Jepang Yang Bersikeras Membuang Limbah Nuklir ke Laut Harus Diusut Tanggung Jawab dan Ganti Rugi

2022-07-23 14:29:56  

Komisi Pengaturan Energi Atom Jepang mengadakan sidang sementara Jumat kemarin (22/07), secara resmi menyetujui rencana pembuangan air limbah nuklir PLTN Fukushima Daiichi ke laut. Ini merupakan langkah berbahaya Jepang yang mencoba membuat fakta.

Manusia yang berkembang sampai sekarang belum pernah membuang limbah nuklir ke laut, lebih-lebih tidak jelas resiko apa yang akan dibawa perbuatan yang melanggar ilmu pengetahuan dan tidak bertanggung jawab itu. Kini di PLTN Fukushima Daiichi ini tersimpan limbah nuklir seberat 1,25 juta ton lebih. Meskipun Jepang mengatakan limbah nuklir ini dibuang setelah diproses, namun para periset menunjukkan, radioisotope dalam limbah nuklir sulit dibersihkan, apalagi di pesisir  Fukushima terdapat arus laut yang paling kencang di dunia, radioisotope dapat disebarkan ke setengah lebih areal Samudera Pasifik dalam waktu 57 hari setelah dibuang, dan 10 tahun kemudian itu akan membahayakan air laut global.

Justru karena itulah, setelah pemerintah Jepang mengambil keputusan salah untuk membuang limbah nuklir Fukushima ke laut pada April tahun lalu, tak putusnya kesangsian dan suara menentang komunitas internasional dan rakyat Jepang. Negara-negara sepanjang pesisir Samudera Pasifik juga khawatir bahwa kalau Jepang membuang limbah nuklir ke laut, siapa bertanggung jawab terhadap lingkungan laut dan kesehatan publik?

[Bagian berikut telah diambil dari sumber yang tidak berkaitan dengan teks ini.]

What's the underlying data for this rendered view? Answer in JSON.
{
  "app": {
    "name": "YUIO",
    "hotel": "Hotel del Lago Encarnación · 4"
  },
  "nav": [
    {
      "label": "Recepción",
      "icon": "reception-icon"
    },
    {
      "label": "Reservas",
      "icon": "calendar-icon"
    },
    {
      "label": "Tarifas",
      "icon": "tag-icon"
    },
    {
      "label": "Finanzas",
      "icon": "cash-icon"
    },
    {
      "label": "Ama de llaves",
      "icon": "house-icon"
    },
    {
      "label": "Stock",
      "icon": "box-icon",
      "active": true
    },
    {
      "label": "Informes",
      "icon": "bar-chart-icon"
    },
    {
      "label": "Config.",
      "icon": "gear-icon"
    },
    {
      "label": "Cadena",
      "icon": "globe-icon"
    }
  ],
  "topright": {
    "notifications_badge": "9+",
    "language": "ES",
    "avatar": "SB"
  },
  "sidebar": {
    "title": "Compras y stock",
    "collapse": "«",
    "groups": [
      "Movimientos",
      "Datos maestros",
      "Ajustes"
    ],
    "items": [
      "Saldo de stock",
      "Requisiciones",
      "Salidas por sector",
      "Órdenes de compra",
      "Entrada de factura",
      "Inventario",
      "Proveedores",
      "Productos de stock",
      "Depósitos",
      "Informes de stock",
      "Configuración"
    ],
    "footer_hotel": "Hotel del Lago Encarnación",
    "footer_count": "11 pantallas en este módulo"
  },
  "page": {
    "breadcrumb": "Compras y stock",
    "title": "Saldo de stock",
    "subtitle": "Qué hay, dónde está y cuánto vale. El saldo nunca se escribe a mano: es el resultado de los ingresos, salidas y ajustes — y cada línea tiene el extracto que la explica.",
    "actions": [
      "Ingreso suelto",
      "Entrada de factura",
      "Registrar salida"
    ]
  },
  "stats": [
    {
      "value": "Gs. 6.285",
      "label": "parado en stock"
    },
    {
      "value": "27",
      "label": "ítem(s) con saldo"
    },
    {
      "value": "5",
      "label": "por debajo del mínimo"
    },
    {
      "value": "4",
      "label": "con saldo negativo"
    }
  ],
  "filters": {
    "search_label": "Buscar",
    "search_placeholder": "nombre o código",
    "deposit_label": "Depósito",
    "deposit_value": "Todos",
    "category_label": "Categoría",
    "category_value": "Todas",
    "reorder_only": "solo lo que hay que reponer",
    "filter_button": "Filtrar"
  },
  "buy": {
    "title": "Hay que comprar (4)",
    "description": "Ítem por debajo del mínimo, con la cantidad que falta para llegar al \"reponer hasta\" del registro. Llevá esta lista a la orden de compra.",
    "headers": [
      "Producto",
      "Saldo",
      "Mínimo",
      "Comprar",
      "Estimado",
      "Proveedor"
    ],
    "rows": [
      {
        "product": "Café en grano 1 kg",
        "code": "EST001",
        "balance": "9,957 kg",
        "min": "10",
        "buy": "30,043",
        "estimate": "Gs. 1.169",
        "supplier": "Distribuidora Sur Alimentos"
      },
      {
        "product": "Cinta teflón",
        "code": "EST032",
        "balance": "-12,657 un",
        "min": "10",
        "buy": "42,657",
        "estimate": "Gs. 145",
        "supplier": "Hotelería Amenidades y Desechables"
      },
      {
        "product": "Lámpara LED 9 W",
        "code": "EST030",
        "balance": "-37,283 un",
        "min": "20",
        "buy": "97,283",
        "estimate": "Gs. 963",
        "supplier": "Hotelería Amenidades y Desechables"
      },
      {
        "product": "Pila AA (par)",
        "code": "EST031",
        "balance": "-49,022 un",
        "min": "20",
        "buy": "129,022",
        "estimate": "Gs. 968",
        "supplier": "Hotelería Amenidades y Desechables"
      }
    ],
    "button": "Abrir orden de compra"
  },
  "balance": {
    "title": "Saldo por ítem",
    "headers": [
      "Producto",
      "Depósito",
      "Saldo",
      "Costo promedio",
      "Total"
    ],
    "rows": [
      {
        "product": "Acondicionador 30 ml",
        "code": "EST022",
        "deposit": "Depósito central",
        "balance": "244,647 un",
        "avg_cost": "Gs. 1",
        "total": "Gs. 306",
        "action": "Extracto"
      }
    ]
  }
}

Pemprosesan limbah nuklir Fukushima mutlak bukanlah urusan sendiri Jepang, Untuk menghemat waktu dan ongkos, Jepang menginginkan seluruh dunia menanggung resikonya, itu sangat tidak bertanggung jawab dan tidak bermoral. Jepang harus tahu, menurut Konvensi Hukum Maritim PBB, berbagai negara mempunyai wajib untuk melindungi dan menjaga lingkungan laut, berbagai negara hendaknya memikul tanggung jawab berdasarkan hukum internasional. Kalau Jepang bersikeras melaksanakannya, komunitas internasional sepenuhnya berhak mengusut tanggung jawabnya dan meminta ganti rugi terhadap Jepang dengan memanfaatkan senjata hukum.